Или взять внутренний наш футбол: безотказный факел вражды. В самый разгар социализма я имел глупость пойти с маленьким мальчиком на матч типа "Зенит" - "Пахтакор". Не знаю, забыл ли он, как вопили тысячи глоток: "Бей желтопузых!" и все такое.
Как бы то ни было, когда двое дерутся, третий, - если только ему гарантирована безопасность, - что-то такое себе воображает. Включает иллюзии, предрассудки. Перед ним не одиннадцать молодых людей разного цвета кожи, - но Англия! Руль, Британия! Бывшая владычица морей.
Англичане, известное дело, настойчивы и хладнокровны. Француз, в свою очередь, рассудка не имеет, и так далее, и к тому же всегда не прочь перекусить лягушкой, но в изяществе и остроумии не откажешь. Те и другие (и вообще все) обязаны, мерещится нам, бегать и прыгать сообразно нац. характеру.
Что самое смешное - так иногда и бывает. И это называется - стиль. Проявляется лишь на очень высоком уровне.
А впрочем, не всегда. Помните, что прокричал граду и миру вышеупомянутый Вадик после пресловутой ничьей с Уэльсом? Все телеканалы показали. Правда, вырубив звук, так что полной ясности лично у меня нет: то ли он объявил себя предком всех валлийцев по материнской линии, то ли предложил орган для пересадки. Короче, хамство дикое, без чувства, без закона. Начальство и пресса умилились. Еще бы: это же в нашем стиле. В стиле советского спорта, он же - крепостной балет. В стиле детского сада: эка важность, нашалил, зато чувство какое похвальное! и вообще послушный, это главное.
- Парами, ребята, парами, в затылок друг дружке! - покрикивает воспитательница. - А ты, Мостовой, не болтай! не противопоставляй себя коллективу! доиграешься у меня!
Доигрались. Привет из Уэльса.
Подослали недоумков с обрезом, те стрельнули через дверь, на голос - и не стало Николая Гиренко, русского интеллигента.
За то и приговорили, что интеллигент, а главное - за то, что русский. С типичной такой славянской внешностью.

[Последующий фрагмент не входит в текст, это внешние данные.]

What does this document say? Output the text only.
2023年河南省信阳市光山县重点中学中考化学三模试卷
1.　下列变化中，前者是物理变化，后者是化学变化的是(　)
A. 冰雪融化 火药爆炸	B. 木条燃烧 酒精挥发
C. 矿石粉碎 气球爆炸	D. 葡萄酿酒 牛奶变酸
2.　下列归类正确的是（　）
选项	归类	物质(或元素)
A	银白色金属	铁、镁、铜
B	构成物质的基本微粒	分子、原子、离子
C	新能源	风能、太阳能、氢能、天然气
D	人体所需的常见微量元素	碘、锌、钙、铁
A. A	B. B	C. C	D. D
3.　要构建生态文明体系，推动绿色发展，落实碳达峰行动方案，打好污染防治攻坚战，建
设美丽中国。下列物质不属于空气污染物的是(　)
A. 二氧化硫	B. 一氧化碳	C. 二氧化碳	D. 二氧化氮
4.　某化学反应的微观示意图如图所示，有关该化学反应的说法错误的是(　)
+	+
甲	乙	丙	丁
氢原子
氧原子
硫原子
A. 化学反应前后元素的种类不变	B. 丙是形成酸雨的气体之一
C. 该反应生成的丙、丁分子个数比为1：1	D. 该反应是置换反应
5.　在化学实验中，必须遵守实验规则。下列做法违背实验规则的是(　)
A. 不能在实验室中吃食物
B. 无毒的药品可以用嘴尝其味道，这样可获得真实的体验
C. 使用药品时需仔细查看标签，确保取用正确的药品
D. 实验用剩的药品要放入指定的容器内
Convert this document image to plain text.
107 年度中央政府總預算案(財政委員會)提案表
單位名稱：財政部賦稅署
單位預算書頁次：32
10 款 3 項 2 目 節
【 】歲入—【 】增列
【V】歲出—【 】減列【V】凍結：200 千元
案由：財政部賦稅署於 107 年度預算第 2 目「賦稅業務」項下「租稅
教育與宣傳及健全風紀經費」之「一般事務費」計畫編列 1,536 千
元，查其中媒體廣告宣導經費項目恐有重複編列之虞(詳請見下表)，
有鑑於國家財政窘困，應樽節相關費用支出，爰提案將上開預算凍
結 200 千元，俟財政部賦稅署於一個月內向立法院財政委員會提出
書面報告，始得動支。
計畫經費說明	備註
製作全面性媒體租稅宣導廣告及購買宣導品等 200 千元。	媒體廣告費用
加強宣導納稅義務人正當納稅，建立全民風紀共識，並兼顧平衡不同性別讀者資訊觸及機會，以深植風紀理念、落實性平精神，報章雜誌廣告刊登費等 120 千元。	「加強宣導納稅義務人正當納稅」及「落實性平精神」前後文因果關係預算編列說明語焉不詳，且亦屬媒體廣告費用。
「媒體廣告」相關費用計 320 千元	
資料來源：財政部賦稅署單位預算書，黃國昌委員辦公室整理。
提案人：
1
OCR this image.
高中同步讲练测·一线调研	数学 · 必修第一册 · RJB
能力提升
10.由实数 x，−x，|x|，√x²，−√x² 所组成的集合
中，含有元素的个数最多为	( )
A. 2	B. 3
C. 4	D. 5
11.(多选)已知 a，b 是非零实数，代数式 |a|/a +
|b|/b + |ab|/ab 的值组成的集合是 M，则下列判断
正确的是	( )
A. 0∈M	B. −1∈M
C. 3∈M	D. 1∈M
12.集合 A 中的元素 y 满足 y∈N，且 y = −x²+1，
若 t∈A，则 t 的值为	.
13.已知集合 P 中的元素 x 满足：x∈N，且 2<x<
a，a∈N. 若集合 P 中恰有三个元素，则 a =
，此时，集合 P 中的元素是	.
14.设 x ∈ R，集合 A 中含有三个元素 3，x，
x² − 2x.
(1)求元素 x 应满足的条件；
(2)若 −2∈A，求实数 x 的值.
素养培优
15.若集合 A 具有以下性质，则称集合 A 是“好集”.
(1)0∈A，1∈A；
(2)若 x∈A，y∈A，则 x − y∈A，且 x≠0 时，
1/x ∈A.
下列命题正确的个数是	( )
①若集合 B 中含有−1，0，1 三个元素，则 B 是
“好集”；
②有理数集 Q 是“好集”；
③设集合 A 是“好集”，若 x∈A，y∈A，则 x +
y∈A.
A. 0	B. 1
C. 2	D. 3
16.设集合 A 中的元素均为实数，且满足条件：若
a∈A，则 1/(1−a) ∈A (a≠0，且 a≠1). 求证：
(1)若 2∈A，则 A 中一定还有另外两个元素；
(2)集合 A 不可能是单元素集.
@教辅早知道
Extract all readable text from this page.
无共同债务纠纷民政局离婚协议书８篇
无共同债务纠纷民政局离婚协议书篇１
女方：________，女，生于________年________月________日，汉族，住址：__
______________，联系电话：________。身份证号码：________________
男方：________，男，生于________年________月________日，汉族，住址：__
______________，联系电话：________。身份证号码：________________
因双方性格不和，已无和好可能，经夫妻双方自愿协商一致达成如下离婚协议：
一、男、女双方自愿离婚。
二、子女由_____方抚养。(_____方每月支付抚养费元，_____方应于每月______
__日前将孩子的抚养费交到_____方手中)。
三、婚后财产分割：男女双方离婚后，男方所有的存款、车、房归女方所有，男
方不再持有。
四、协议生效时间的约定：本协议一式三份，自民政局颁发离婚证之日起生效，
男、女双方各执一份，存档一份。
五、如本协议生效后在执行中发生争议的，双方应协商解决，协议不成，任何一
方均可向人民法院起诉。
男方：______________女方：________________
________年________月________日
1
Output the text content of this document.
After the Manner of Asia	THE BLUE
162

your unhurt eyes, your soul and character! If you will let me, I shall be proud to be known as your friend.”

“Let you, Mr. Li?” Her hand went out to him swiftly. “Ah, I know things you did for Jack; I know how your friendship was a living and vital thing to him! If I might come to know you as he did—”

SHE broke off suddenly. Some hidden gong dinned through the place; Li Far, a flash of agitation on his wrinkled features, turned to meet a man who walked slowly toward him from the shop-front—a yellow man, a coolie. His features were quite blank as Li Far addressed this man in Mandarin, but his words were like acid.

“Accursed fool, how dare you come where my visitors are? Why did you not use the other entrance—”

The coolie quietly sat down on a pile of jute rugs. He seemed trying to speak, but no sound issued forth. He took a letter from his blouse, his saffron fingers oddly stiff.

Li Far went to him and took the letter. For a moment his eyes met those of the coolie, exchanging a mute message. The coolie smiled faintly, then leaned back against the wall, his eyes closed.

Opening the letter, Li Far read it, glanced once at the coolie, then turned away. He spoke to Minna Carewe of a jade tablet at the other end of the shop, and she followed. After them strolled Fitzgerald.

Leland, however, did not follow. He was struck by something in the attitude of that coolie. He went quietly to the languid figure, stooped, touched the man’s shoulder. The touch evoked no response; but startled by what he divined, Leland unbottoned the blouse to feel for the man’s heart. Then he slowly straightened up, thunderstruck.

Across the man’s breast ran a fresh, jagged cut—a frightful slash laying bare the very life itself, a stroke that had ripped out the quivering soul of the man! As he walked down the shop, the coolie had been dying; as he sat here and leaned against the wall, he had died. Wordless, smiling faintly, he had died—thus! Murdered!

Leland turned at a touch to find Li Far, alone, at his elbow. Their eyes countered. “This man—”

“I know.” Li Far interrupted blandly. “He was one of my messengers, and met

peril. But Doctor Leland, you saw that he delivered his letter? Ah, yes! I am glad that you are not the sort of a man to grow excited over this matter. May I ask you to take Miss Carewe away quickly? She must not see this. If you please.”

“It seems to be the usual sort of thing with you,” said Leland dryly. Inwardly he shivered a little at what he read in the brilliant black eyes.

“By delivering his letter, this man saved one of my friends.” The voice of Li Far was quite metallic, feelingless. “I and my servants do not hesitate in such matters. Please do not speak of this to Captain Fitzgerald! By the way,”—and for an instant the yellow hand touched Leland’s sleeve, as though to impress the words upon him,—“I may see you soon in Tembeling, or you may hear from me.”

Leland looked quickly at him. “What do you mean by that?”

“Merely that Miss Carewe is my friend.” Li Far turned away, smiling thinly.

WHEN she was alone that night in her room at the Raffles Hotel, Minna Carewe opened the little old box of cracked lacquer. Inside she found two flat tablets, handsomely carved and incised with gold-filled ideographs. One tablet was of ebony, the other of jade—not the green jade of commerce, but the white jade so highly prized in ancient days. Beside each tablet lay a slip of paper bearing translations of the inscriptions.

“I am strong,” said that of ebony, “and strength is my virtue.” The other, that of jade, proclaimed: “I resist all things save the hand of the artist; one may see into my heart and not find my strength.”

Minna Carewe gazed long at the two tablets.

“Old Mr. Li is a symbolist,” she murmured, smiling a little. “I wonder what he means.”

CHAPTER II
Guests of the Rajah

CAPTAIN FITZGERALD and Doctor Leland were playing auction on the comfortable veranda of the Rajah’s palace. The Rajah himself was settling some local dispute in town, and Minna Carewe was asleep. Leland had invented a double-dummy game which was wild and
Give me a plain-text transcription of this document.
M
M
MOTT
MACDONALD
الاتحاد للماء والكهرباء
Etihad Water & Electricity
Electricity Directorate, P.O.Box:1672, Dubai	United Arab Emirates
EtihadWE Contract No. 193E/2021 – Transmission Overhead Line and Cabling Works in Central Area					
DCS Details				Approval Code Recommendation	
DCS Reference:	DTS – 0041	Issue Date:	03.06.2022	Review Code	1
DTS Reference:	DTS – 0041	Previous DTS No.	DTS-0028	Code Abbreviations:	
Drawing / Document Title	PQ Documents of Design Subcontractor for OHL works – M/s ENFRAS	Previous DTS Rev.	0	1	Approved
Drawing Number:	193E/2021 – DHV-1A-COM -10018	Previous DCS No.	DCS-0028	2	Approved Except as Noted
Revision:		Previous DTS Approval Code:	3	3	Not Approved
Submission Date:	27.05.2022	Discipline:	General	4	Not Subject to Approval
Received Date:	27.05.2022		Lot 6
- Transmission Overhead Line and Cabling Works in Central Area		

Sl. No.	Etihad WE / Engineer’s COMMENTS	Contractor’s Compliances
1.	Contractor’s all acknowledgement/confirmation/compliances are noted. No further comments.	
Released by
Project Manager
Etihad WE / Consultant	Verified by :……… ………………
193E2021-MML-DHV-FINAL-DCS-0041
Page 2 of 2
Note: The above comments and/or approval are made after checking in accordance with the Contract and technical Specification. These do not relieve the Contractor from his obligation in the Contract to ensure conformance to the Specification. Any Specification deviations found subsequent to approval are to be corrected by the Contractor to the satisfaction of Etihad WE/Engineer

С такой внешностью (причем сразу видно: много читал человек, много думал) - и не антисемит! Это было бесам невтерпеж. Получалось - они врут, что только они - настоящие русские, что кто не с ними, тот не настоящий. Неудобно получалось перед молодыми - а борьба-то идет за несовершеннолетние мозги: явно же честный и знающий, а главное - ни с какой стороны не еврей - четко и глядя в глаза квалифицирует антисемитскую болтовню и писанину как преступный бред. Компрометирует, значит, идею. Дезориентирует, значит, неоперившихся, сбивает с толку. Самим своим существованием опровергает главный тезис.
Поэтому его существование прекратили. Николая Михайловича не просто убили удовольствия для - не как первого попавшегося черноволосого, ливийца там или туркменку, - его казнили. С назидательной целью: как бы за измену. Как это? как вообще можно изменить противнику? - такие вопросы бесов не беспокоят, им на человеческую логику плевать, они работают с инстинктами. Берегитесь! - вот и весь разговор, - не мешайте нам, а не то...
Как сказано в распоряжении Главного имперского ведомства безопасности IV 84b - 1027/41 от 24 октября 1941 года: "Все лица немецкой крови, публично выражающие дружественное отношение к евреям, подлежат взятию под стражу, а в тяжких случаях заключению в концлагерь..." и т. д.
В нашем случае мечта обгоняет действительность: еще и желтая звезда не введена, не говоря о газовых печах, - вот и приходится бесам все делать самим, и с особой жестокостью. Ведь их, в сущности-то, мало. Большинству людей все-таки не до них, - это, положим, очень удобно, - однако ведь и не за них это большинство. Поэтому надо его запугать обязательно. Исторический опыт прямо требует. Бесы почитывают научную литературу, а наука установила точно: чтобы без помех опять заняться окончательным решением, достаточно 5% населения. Если эти пять процентов научатся произносить слова "жидомасонский заговор" без иронии, то прямая поддержка от всех остальных не требуется - лишь бы не дергались. Это главное условие победы. После которой сделать этих остальных шелковыми - способы есть.
А никто и не дергается. Начальство и публика изо всех сил смотрят в другую сторону. Но публике-то это усилие шеи дается легко, а начальство немножко страдает: все же это не совсем отвечает идеалу порядка - сегодня сирийца убивают среди бела дня, завтра ливийца, и так далее без конца. И приходится плести вздор - что, дескать, это роковые случайности на почве внезапно наступающей неприязни отдельных, но сгруппированных прохожих к первому встречному.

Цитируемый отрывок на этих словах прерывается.